Mass, radius, and temperature
The mass of Gliese 876 d from radial velocity has one flaw: it can only be obtained as a lower limit. This is due to the fact that the measured mass value is also affected by the orbital inclination, which is generally unknown. Models that incorporate the gravitational interactions between the resonant outer planets, on the other hand, allow the inclination of the orbits to be determined. If Gliese 876 d orbits in the same plane as the other planets, its true mass is revealed to be 6.83 times that of Earth.
The planet’s low mass has led to speculation that it is a terrestrial planet. This type of massive terrestrial planet could form in the inner Gliese 876 system from material pushed inward by the gas giants’ inward migration.
Alternatively, the planet could have formed further away from Gliese 876 as a gas giant and then migrated inward with the other gas giants. This would result in a composition that is higher in volatile substances like water. The star would have blown off the planet’s hydrogen layer as it approached it via coronal mass ejection. An atmosphere containing water vapor and free oxygen produced by the breakdown of water by ultraviolet radiation would exist on such a planet.
Differentiating between these two models would necessitate additional information about the planet’s radius or composition. Because the planet does not transit its star, obtaining this information with current observational capabilities is impossible.
According to models, the radius of the exoplanet, based on its mass, is likely to be around 1.65 REarth. Gliese 876 d’s equilibrium temperature is estimated to be around 614 K (341 °C; 646 °F).
Characteristics
Because Gliese 876 d has only been detected indirectly through its gravitational effects on its star, properties such as its radius, composition, and temperature are unknown, though the planet is likely to experience high temperatures due to its close proximity to the star. Because of the planet’s low mass, it has been suggested that it is a terrestrial planet.
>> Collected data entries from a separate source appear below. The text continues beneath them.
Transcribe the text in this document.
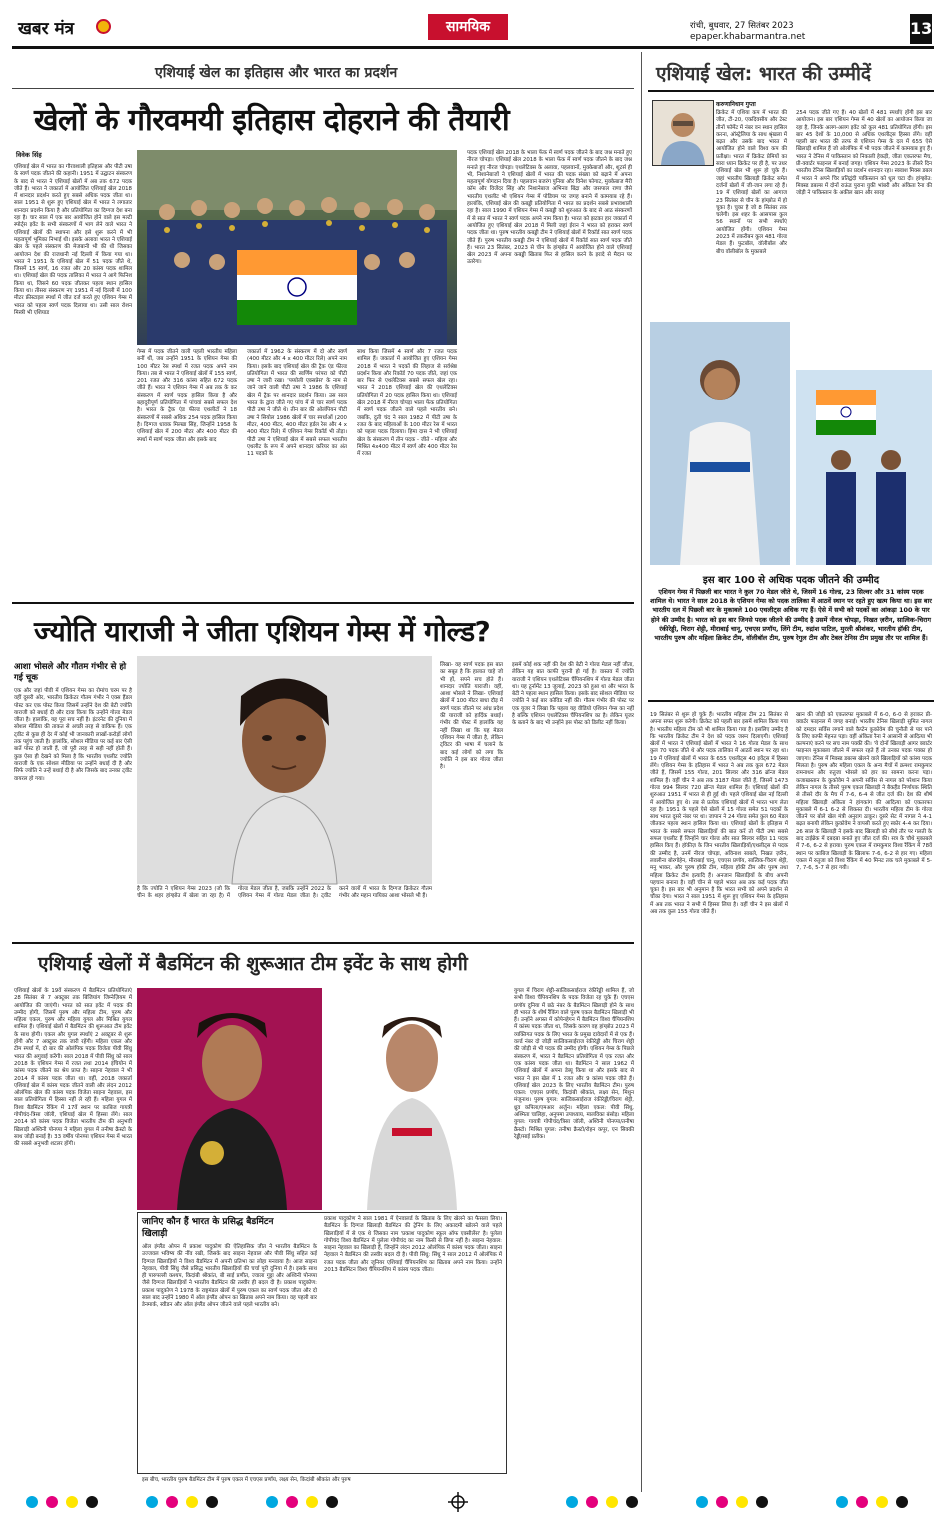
खबर मंत्र	सामयिक	रांची, बुधवार, 27 सितंबर 2023
epaper.khabarmantra.net	13
एशियाई खेल का इतिहास और भारत का प्रदर्शन
खेलों के गौरवमयी इतिहास दोहराने की तैयारी
विवेक सिंह
एशियाई खेल में भारत का गौरवशाली इतिहास और पीटी उषा के स्वर्ण पदक जीतने की कहानी। 1951 में उद्घाटन संस्करण के बाद से भारत ने एशियाई खेलों में अब तक 672 पदक जीते हैं। भारत ने जकार्ता में आयोजित एशियाई खेल 2018 में शानदार प्रदर्शन करते हुए सबसे अधिक पदक जीता था। साल 1951 से शुरू हुए एशियाई खेल में भारत ने लगातार शानदार प्रदर्शन किया है और प्रतियोगिता का दिग्गज देश बना रहा है। चार साल में एक बार आयोजित होने वाले इस मल्टी स्पोर्ट्स इवेंट के सभी संस्करणों में भाग लेने वाले भारत ने एशियाई खेलों की स्थापना और इसे शुरू करने में भी महत्वपूर्ण भूमिका निभाई थी। इसके अलावा भारत ने एशियाई खेल के पहले संस्करण की मेजबानी भी की थी जिसका आयोजन देश की राजधानी नई दिल्ली में किया गया था। भारत ने 1951 के एशियाई खेल में 51 पदक जीते थे, जिसमें 15 स्वर्ण, 16 रजत और 20 कांस्य पदक शामिल था। एशियाई खेल की पदक तालिका में भारत ने आगे फिनिश किया था, जिसने 60 पदक जीतकर पहला स्थान हासिल किया था। तीसरा संस्करण नए 1951 में नई दिल्ली में 100 मीटर फ्रीस्टाइल स्पर्धा में जीत दर्ज करते हुए एशियन गेम्स में भारत को पहला स्वर्ण पदक दिलाया था। उसी साल रोशन मिस्त्री भी एशियाड
गेम्स में पदक जीतने वाली पहली भारतीय महिला बनीं थीं, जब उन्होंने 1951 के एशियन गेम्स की 100 मीटर रेस स्पर्धा में रजत पदक अपने नाम किया। तब से भारत ने एशियाई खेलों में 155 स्वर्ण, 201 रजत और 316 कांस्य सहित 672 पदक जीते हैं। भारत ने एशियन गेम्स में अब तक के कर संस्करण में स्वर्ण पदक हासिल किया है और बहादुरीपूर्ण प्रतियोगिता में पांचवां सबसे सफल देश है। भारत के ट्रैक एंड फील्ड एथलीटों ने 18 संस्करणों में सबसे अधिक 254 पदक हासिल किया है। दिग्गज धावक मिल्खा सिंह, जिन्होंने 1958 के एशियाई खेल में 200 मीटर और 400 मीटर की स्पर्धा में स्वर्ण पदक जीता और इसके बाद
जकार्ता में 1962 के संस्करण में दो और स्वर्ण (400 मीटर और 4 x 400 मीटर रिले) अपने नाम किया। इसके बाद एशियाई खेल की ट्रैक एंड फील्ड प्रतियोगिता में भारत की स्वर्णिम परंपरा को पीटी उषा ने जारी रखा। 'पय्योली एक्सप्रेस' के नाम से जाने जाने वाली पीटी उषा ने 1986 के एशियाई खेल में ट्रैक पर शानदार प्रदर्शन किया। उस साल भारत के द्वारा जीते गए पांच में से चार स्वर्ण पदक पीटी उषा ने जीते थे। तीन बार की ओलंपियन पीटी उषा ने सियोल 1986 खेलों में चार स्पर्धाओं (200 मीटर, 400 मीटर, 400 मीटर हर्डल रेस और 4 x 400 मीटर रिले) में एशियन गेम्स रिकॉर्ड भी तोड़ा। पीटी उषा ने एशियाई खेल में सबसे सफल भारतीय एथलीट के रूप में अपने शानदार करियर का अंत 11 पदकों के
साथ किया जिसमें 4 स्वर्ण और 7 रजत पदक शामिल हैं। जकार्ता में आयोजित हुए एशियन गेम्स 2018 में भारत ने पदकों की लिहाज से सर्वश्रेष्ठ प्रदर्शन किया और रिकॉर्ड 70 पदक जीते, जहां एक बार फिर से एथलेटिक्स सबसे सफल खेल रहा। भारत ने 2018 एशियाई खेल की एथलेटिक्स प्रतियोगिता में 20 पदक हासिल किया था। एशियाई खेल 2018 में नीरज चोपड़ा भाला फेंक प्रतियोगिता में स्वर्ण पदक जीतने वाले पहले भारतीय बने। जबकि, दुती चंद ने साल 1982 में पीटी उषा के रजत के बाद महिलाओं के 100 मीटर रेस में भारत को पहला पदक दिलाया। हिमा दास ने भी एशियाई खेल के संस्करण में तीन पदक - जीते - महिला और मिश्रित 4x400 मीटर में स्वर्ण और 400 मीटर रेस में रजत
पदक एशियाई खेल 2018 के भाला फेंक में स्वर्ण पदक जीतने के बाद जश्न मनाते हुए नीरज चोपड़ा। एशियाई खेल 2018 के भाला फेंक में स्वर्ण पदक जीतने के बाद जश्न मनाते हुए नीरज चोपड़ा। एथलेटिक्स के अलावा, पहलवानों, मुक्केबाजों और, शूटर्स ही भी, निशानेबाजों ने एशियाई खेलों में भारत की पदक संख्या को बढ़ाने में अपना महत्वपूर्ण योगदान दिया है। पहलवान बजरंग पुनिया और विनेश फोगाट, मुक्केबाज मैरी कॉम और विजेंदर सिंह और निशानेबाज अभिनव बिंद्रा और जसपाल राणा जैसे भारतीय एथलीट भी एशियन गेम्स में पोडियम पर जगह बनाने में कामयाब रहे हैं। हालांकि, एशियाई खेल की कबड्डी प्रतियोगिता में भारत का प्रदर्शन सबसे प्रभावशाली रहा है। साल 1990 में एशियन गेम्स में कबड्डी को शुरुआत के बाद से आठ संस्करणों में से सात में भारत ने स्वर्ण पदक अपने नाम किया है। भारत को झटका हार जकार्ता में आयोजित हुए एशियाई खेल 2018 में मिली जहां ईरान ने भारत को हराकर स्वर्ण पदक जीता था। पुरुष भारतीय कबड्डी टीम ने एशियाई खेलों में रिकॉर्ड सात स्वर्ण पदक जीते हैं। पुरुष भारतीय कबड्डी टीम ने एशियाई खेलों में रिकॉर्ड सात स्वर्ण पदक जीते हैं। भारत 23 सितंबर, 2023 से चीन के हांग्झोउ में आयोजित होने वाले एशियाई खेल 2023 में अपना कबड्डी खिताब फिर से हासिल करने के इरादे से मैदान पर उतरेगा।
एशियाई खेल: भारत की उम्मीदें
करुणानिधान गुप्ता
क्रिकेट में एशिया कप में भारत की जीत, टी-20, एकदिवसीय और टेस्ट तीनों फॉर्मेट में नंबर वन स्थान हासिल करना, ऑस्ट्रेलिया के साथ श्रृंखला में बढ़त और उसके बाद भारत में आयोजित होने वाले विश्व कप की प्रतीक्षा। भारत में क्रिकेट प्रेमियों का सारा ध्यान क्रिकेट पर ही है, पर उधर एशियाई खेल भी शुरू हो चुके हैं। जहां भारतीय खिलाड़ी क्रिकेट समेत दर्जनों खेलों में जी-जान लगा रहे हैं। 19 में एशियाई खेलों का आगाज 23 सितंबर से चीन के हांग्झोउ में हो चुका है। चुका है जो 8 सितंबर तक चलेगी। इस शहर के आसपास कुल 56 स्थानों पर सभी स्पर्धाएं आयोजित होंगी। एशियन गेम्स 2023 में तकरीबन कुल 481 गोल्ड मेडल हैं। फुटबॉल, वॉलीबॉल और बीच वॉलीबॉल के मुकाबले
254 पदक जीते गए हैं। 40 खेलों में 481 स्पर्धाएं होंगी इस बार आयोजन। इस बार एशियन गेम्स में 40 खेलों का आयोजन किया जा रहा है, जिनके अलग-अलग इवेंट को कुल 481 प्रतियोगिता होंगी। इस बार 45 देशों के 10,000 से अधिक एथलीट्स हिस्सा लेंगे। वहीं पहली बार भारत की तरफ से एशियन गेम्स के दल में 655 ऐसे खिलाड़ी शामिल हैं जो ओलंपिक में भी पदक जीतने में कामयाब हुए हैं। भारत ने टेनिस में पाकिस्तान को निकाली हेकड़ी, जीता एकतरफा मैच, प्री-क्वार्टर फाइनल में बनाई जगह। एशियन गेम्स 2023 के तीसरे दिन भारतीय टेनिस खिलाड़ियों का प्रदर्शन शानदार रहा। स्क्वाश मिक्स डबल में भारत ने अपने चिर प्रतिद्वंदी पाकिस्तान को धूल चटा दी। हांग्झोउ: मिक्स्ड डबल्स में दोनों राऊंड पुराना युकी भांबरी और अंकिता रैना की जोड़ी ने पाकिस्तान के अकील खान और सारह
इस बार 100 से अधिक पदक जीतने की उम्मीद
एशियन गेम्स में पिछली बार भारत ने कुल 70 मेडल जीते थे, जिसमें 16 गोल्ड, 23 सिल्वर और 31 कांस्य पदक शामिल थे। भारत ने साल 2018 के एशियन गेम्स को पदक तालिका में आठवें स्थान पर रहते हुए खत्म किया था। इस बार भारतीय दल में पिछली बार के मुकाबले 100 एथलीट्स अधिक गए हैं। ऐसे में सभी को पदकों का आंकड़ा 100 के पार होने की उम्मीद है। भारत को इस बार जिनसे पदक जीतने की उम्मीद है उसमें नीरज चोपड़ा, निखत ज़रीन, सात्विक-चिराग रंकीरेड्डी, चिराग शेट्टी, मीराबाई चानू, एचएस प्रणॉय, लिंगे टीम, रुद्रांश पाटिल, मुरली श्रीशंकर, भारतीय हॉकी टीम, भारतीय पुरुष और महिला क्रिकेट टीम, वॉलीबॉल टीम, पुरुष रेगुल टीम और टेबल टेनिस टीम प्रमुख तौर पर शामिल हैं।
19 सितंबर से शुरू हो चुके हैं। भारतीय महिला टीम 21 सितंबर से अपना सफर शुरू करेगी। क्रिकेट को पहली बार इसमें शामिल किया गया है। भारतीय महिला टीम को भी शामिल किया गया है। इसलिए उम्मीद है कि भारतीय क्रिकेट टीम ने देश को पदक जरूर दिलाएगी। एशियाई खेलों में भारत ने एशियाई खेलों में भारत ने 16 गोल्ड मेडल के साथ कुल 70 पदक जीते थे और पदक तालिका में आठवें स्थान पर रहा था। 19 में एशियाई खेलों में भारत के 655 एथलीट्स 40 इवेंट्स में हिस्सा लेंगे। एशियन गेम्स के इतिहास में भारत ने अब तक कुल 672 मेडल जीते हैं, जिसमें 155 गोल्ड, 201 सिल्वर और 316 ब्रॉन्ज मेडल शामिल हैं। वहीं चीन ने अब तक 3187 मेडल जीते हैं, जिसमें 1473 गोल्ड 994 सिल्वर 720 ब्रॉन्ज मेडल शामिल हैं। एशियाई खेलों की शुरुआत 1951 में भारत से ही हुई थी। पहले एशियाई खेल नई दिल्ली में आयोजित हुए थे। तब से प्रत्येक एशियाई खेलों में भारत भाग लेता रहा है। 1951 के पहले ऐसे खेलों में 15 गोल्ड समेत 51 पदकों के साथ भारत दूसरे नंबर पर था। जापान ने 24 गोल्ड समेत कुल 60 मेडल जीतकर पहला स्थान हासिल किया था। एशियाई खेलों के इतिहास में भारत के सबसे सफल खिलाड़ियों की बात करें तो पीटी उषा सबसे सफल एथलीट हैं जिन्होंने चार गोल्ड और सात सिल्वर सहित 11 पदक हासिल किए हैं। हॉकीज़ के जिन भारतीय खिलाड़ियों/एथलीट्स से पदक की उम्मीद है, उनमें नीरज चोपड़ा, अविनाश साबले, निखत ज़रीन, लवलीना बोरगोहेन, मीराबाई चानू, एचएस प्रणॉय, सात्विक-चिराग शेट्टी, मनु भाकर, और पुरुष हॉकी टीम, महिला हॉकी टीम और पुरुष तथा महिला क्रिकेट टीम इत्यादि हैं। अनजान खिलाड़ियों के बीच अपनी पहचान बनाना है। वहीं चीन से पहले भारत अब तक कई पदक जीत चुका है। इस बार भी अनुमान है कि भारत सभी को अपने प्रदर्शन से चौंका देगा। भारत ने साल 1951 में शुरू हुए एशियन गेम्स के इतिहास में अब तक भारत ने सभी में हिस्सा लिया है। वहीं चीन ने इस खेलों में अब तक कुल 155 गोल्ड जीते हैं।
खान की जोड़ी को एकतरफा मुकाबले में 6-0, 6-0 से हराकर प्री-क्वार्टर फाइनल में जगह बनाई। भारतीय टेनिस खिलाड़ी सुमित नागल को दमदार सर्विस लगाने वाले कैप्टेन कुकोवेम की चुनौती से पार पाने के लिए काफी मेहनत पड़ा। वहीं अंकिता रैना ने आसानी से आदित्या भी कल्पनाएं करने पर सच नाम पक्की की। 'ये दोनों खिलाड़ी आगर क्वार्टर फाइनल मुकाबला जीतने में सफल रहते हैं तो उनका पदक पक्का हो जाएगा। टेनिस में मिक्स्ड डबल्स खेलने वाले खिलाड़ियों को कांस्य पदक मिलता है। पुरुष और महिला एकल के अन्य मैचों में क्रमशः रामकुमार रामनाथन और रुतुजा भोसले को हार का सामना करना पड़ा। कजाखस्तान के कुकोवेम ने अपनी सर्विस से नागल को परेशान किया लेकिन नागल के तीसरे पुरुष एकल खिलाड़ी ने बैकहैंड निर्णायक स्थिति से तीसरे दौर के मैच में 7-6, 6-4 से जीत दर्ज की। देश की शीर्ष महिला खिलाड़ी अंकिता ने हांगकांग की आदित्या को एकतरफा मुकाबले में 6-1 6-2 से शिकस्त दी। भारतीय महिला टीम के गोल्ड जीतने पर बोले खेल मंत्री अनुराग ठाकुर। दूसरे सेट में नागल ने 4-1 बढ़त बनायी लेकिन कुकोवेम ने वापसी करते हुए स्कोर 4-4 कर दिया। 26 साल के खिलाड़ी ने इसके बाद खिलाड़ी को सीधे तौर पर गलती के बाद टाईब्रेक में दबदबा बनाते हुए जीत दर्ज की। सत्र के चौथे मुकाबले में 7-6, 6-2 से हराया। पुरुष एकल में रामकुमार विश्व रैंकिंग में 78वें स्थान पर काबिज खिलाड़ी के खिलाफ 7-6, 6-2 से हार गए। महिला एकल में रुतुजा को विश्व रैंकिंग में 40 मिनट तक चले मुकाबले में 5-7, 7-6, 5-7 से हार गयी।
ज्योति याराजी ने जीता एशियन गेम्स में गोल्ड?
आशा भोसले और गौतम गंभीर से हो गई चूक
एक और जहां पीवी में एशियन गेम्स का रोमांच चरम पर है वहीं दूसरी ओर, भारतीय क्रिकेटर गौतम गंभीर ने एक्स हैंडल पोस्ट कर एक पोस्ट किया जिसमें उन्होंने देश की बेटी ज्योति याराजी को बधाई दी और दावा किया कि उन्होंने गोल्ड मेडल जीता है। हालांकि, यह पूरा सच नहीं है। इंटरनेट की दुनिया में सोशल मीडिया की ताकत से अच्छी तरह से वाकिफ हैं। एक ट्वीट से कुछ ही देर में कोई भी जानकारी लाखों-करोड़ों लोगों तक पहुंच जाती है। हालांकि, सोशल मीडिया पर कई बार ऐसी बातें पोस्ट हो जाती हैं, जो पूरी तरह से सही नहीं होती हैं। कुछ ऐसा ही देखने को मिला है कि भारतीय एथलीट ज्योति याराजी के एक सोशल मीडिया पर उन्होंने बधाई दी है और सिर्फ ज्योति ने उन्हें बधाई दी है और जिसके बाद उनका ट्वीट वायरल हो गया।
है कि ज्योति ने एशियन गेम्स 2023 (जो कि चीन के शहर हांग्झोउ में खेला जा रहा है) में गोल्ड मेडल जीता है, जबकि उन्होंने 2022 के एशियन गेम्स में गोल्ड मेडल जीता है। ट्वीट करने वालों में भारत के दिग्गज क्रिकेटर गौतम गंभीर और महान गायिका आशा भोसले भी हैं।
लिखा- वह स्वर्ण पदक इस बात का सबूत है कि हालात चाहे जो भी हों, सपने सच होते हैं। शानदार ज्योति याराजी। वहीं, आशा भोसले ने लिखा- एशियाई खेलों में 100 मीटर बाधा दौड़ में स्वर्ण पदक जीतने पर आंध्र प्रदेश की याराजी को हार्दिक बधाई। गंभीर की पोस्ट में हालांकि यह नहीं लिखा था कि यह मेडल एशियन गेम्स में जीता है, लेकिन ट्विटर की भाषा में चलाने के बाद कई लोगों को लगा कि ज्योति ने इस बार गोल्ड जीता है।
इसमें कोई शक नहीं की देश की बेटी ने गोल्ड मेडल नहीं जीता, लेकिन यह बात काफी पुरानी हो गई है। वास्तव में ज्योति याराजी ने एशियन एथलेटिक्स चैंपियनशिप में गोल्ड मेडल जीता था। यह टूर्नामेंट 13 जुलाई, 2023 को हुआ था और भारत के बेटी ने पहला स्थान हासिल किया। इसके बाद सोशल मीडिया पर ज्योति ने कई बार कोविड नहीं की। गौतम गंभीर की पोस्ट पर एक यूजर ने लिखा कि पहला यह वीडियो एशियन गेम्स का नहीं है बल्कि एशियन एथलेटिक्स चैंपियनशिप का है। लेकिन यूजर के बताने के बाद भी उन्होंने इस पोस्ट को डिलीट नहीं किया।
एशियाई खेलों में बैडमिंटन की शुरूआत टीम इवेंट के साथ होगी
एशियाई खेलों के 19वें संस्करण में बैडमिंटन प्रतियोगिताएं 28 सितंबर से 7 अक्टूबर तक बिंजियांग जिम्नेज़ियम में आयोजित की जाएंगी। भारत को सात इवेंट में पदक की उम्मीद होगी, जिसमें पुरुष और महिला टीम, पुरुष और महिला एकल, पुरुष और महिला युगल और मिश्रित युगल शामिल हैं। एशियाई खेलों में बैडमिंटन की शुरूआत टीम इवेंट के साथ होगी। एकल और युगल स्पर्धाएं 2 अक्टूबर से शुरू होंगी और 7 अक्टूबर तक जारी रहेंगी। महिला एकल और टीम स्पर्धा में, दो बार की ओलंपिक पदक विजेता पीवी सिंधु भारत की अगुवाई करेंगी। साल 2018 में पीवी सिंधु को साल 2018 के एशियन गेम्स में रजत तथा 2014 इंचियोन में कांस्य पदक जीतने का श्रेय प्राप्त है। साइना नेहवाल ने भी 2014 में कांस्य पदक जीता था। वहीं, 2018 जकार्ता एशियाई खेल में कांस्य पदक जीतने वाली और लंदन 2012 ओलंपिक खेल की कांस्य पदक विजेता साइना नेहवाल, इस साल प्रतियोगिता में हिस्सा नहीं ले रही हैं। महिला युगल में विश्व बैडमिंटन रैंकिंग में 17वें स्थान पर काबिज गायत्री गोपीचंद-त्रिसा जॉली, एशियाई खेल में हिस्सा लेंगे। साल 2014 को कांस्य पदक विजेता भारतीय टीम की अनुभवी खिलाड़ी अश्विनी पोनप्पा ने महिला युगल में तनीषा क्रैस्टो के साथ जोड़ी बनाई है। 33 वर्षीय पोनप्पा एशियन गेम्स में भारत की सबसे अनुभवी शटलर होंगी।
युगल में चिराग शेट्टी-सात्विकसाईराज रंकीरेड्डी शामिल हैं, जो सभी विश्व चैंपियनशिप के पदक विजेता रह चुके हैं। एचएस प्रणॉय दुनिया में छठे नंबर के बैडमिंटन खिलाड़ी होने के साथ ही भारत के शीर्ष रैंकिंग वाले पुरुष एकल बैडमिंटन खिलाड़ी भी हैं। उन्होंने अगस्त में कोपेनहेगन में बैडमिंटन विश्व चैंपियनशिप में कांस्य पदक जीता था, जिसके कारण वह हांग्झोउ 2023 में व्यक्तिगत पदक के लिए भारत के प्रमुख दावेदारों में से एक हैं। वर्ल्ड नंबर दो जोड़ी सात्विकसाईराज रंकीरेड्डी और चिराग शेट्टी की जोड़ी से भी पदक की उम्मीद होगी। एशियन गेम्स के पिछले संस्करण में, भारत ने बैडमिंटन प्रतियोगिता में एक रजत और एक कांस्य पदक जीता था। बैडमिंटन ने साल 1962 में एशियाई खेलों में अपना डेब्यू किया था और इसके बाद से भारत ने इस खेल में 1 रजत और 9 कांस्य पदक जीते हैं। एशियाई खेल 2023 के लिए भारतीय बैडमिंटन टीम। पुरुष एकल: एचएस प्रणॉय, किदांबी श्रीकांत, लक्ष्य सेन, मिथुन मंजूनाथ। पुरुष युगल: सात्विकसाईराज रंकीरेड्डी/चिराग शेट्टी, ध्रुव कपिला/एमआर अर्जुन। महिला एकल: पीवी सिंधु, अश्मिता चालिहा, अनुपमा उपाध्याय, मालविका बंसोड़। महिला युगल: गायत्री गोपीचंद/त्रिसा जॉली, अश्विनी पोनप्पा/तनीषा क्रैस्टो। मिश्रित युगल: तनीषा क्रैस्टो/रोहन कपूर, एन सिक्की रेड्डी/साई प्रतीक।
जानिए कौन हैं भारत के प्रसिद्ध बैडमिंटन खिलाड़ी
ऑल इंग्लैंड ओपन में प्रकाश पादुकोण की ऐतिहासिक जीत ने भारतीय बैडमिंटन के उज्जवल भविष्य की नींव रखी, जिसके बाद साइना नेहवाल और पीवी सिंधु सहित कई दिग्गज खिलाड़ियों ने विश्व बैडमिंटन में अपनी प्रतिभा का लोहा मनवाया है। आज साइना नेहवाल, पीवी सिंधु जैसे प्रसिद्ध भारतीय खिलाड़ियों की चर्चा पूरी दुनिया में है। इसके साथ ही पारुपल्ली कश्यप, किदांबी श्रीकांत, बी साई प्रणीत, ज्वाला गुट्टा और अश्विनी पोनप्पा जैसे दिग्गज खिलाड़ियों ने भारतीय बैडमिंटन की तस्वीर ही बदल दी है। प्रकाश पादुकोण: प्रकाश पादुकोण ने 1978 के राष्ट्रमंडल खेलों में पुरुष एकल का स्वर्ण पदक जीता और दो साल बाद उन्होंने 1980 में ऑल इंग्लैंड ओपन का खिताब अपने नाम किया। वह पहली बार डेनमार्क, स्वीडन और ऑल इंग्लैंड ओपन जीतने वाले पहले भारतीय बने।
प्रकाश पादुकोण ने साल 1981 में ऐनवालर्ड के खिताब के लिए खेलने का फैसला लिया। बैडमिंटन के दिग्गज खिलाड़ी बैडमिंटन की ट्रेनिंग के लिए अकादमी खोलने वाले पहले खिलाड़ियों में से एक थे जिसका नाम 'प्रकाश पादुकोण स्कूल ऑफ एक्सीलेंस' है। पुलेला गोपीचंद विश्व बैडमिंटन में पुलेला गोपीचंद का नाम किसी से छिपा नहीं है। साइना नेहवाल: साइना नेहवाल का खिलाड़ी हैं, जिन्होंने लंदन 2012 ओलंपिक में कांस्य पदक जीता। साइना नेहवाल ने बैडमिंटन की तस्वीर बदल दी है। पीवी सिंधु: सिंधु ने साल 2012 में ओलंपिक में रजत पदक जीता और जूनियर एशियाई चैंपियनशिप का खिताब अपने नाम किया। उन्होंने 2013 बैडमिंटन विश्व चैंपियनशिप में कांस्य पदक जीता।
इस बीच, भारतीय पुरुष बैडमिंटन टीम में पुरुष एकल में एचएस प्रणॉय, लक्ष्य सेन, किदांबी श्रीकांत और पुरुष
Assuming a density of around 8,000 kg/m3 to account for greater compression of material in a more massive planet than Earth, a terrestrial planet of 7.5 Earth masses would have a radius 73% greater than that of the Earth. This type of massive terrestrial planet could be formed in the inner part of the Gliese 876 system from material pushed towards the star by the inward migration of the gas giants.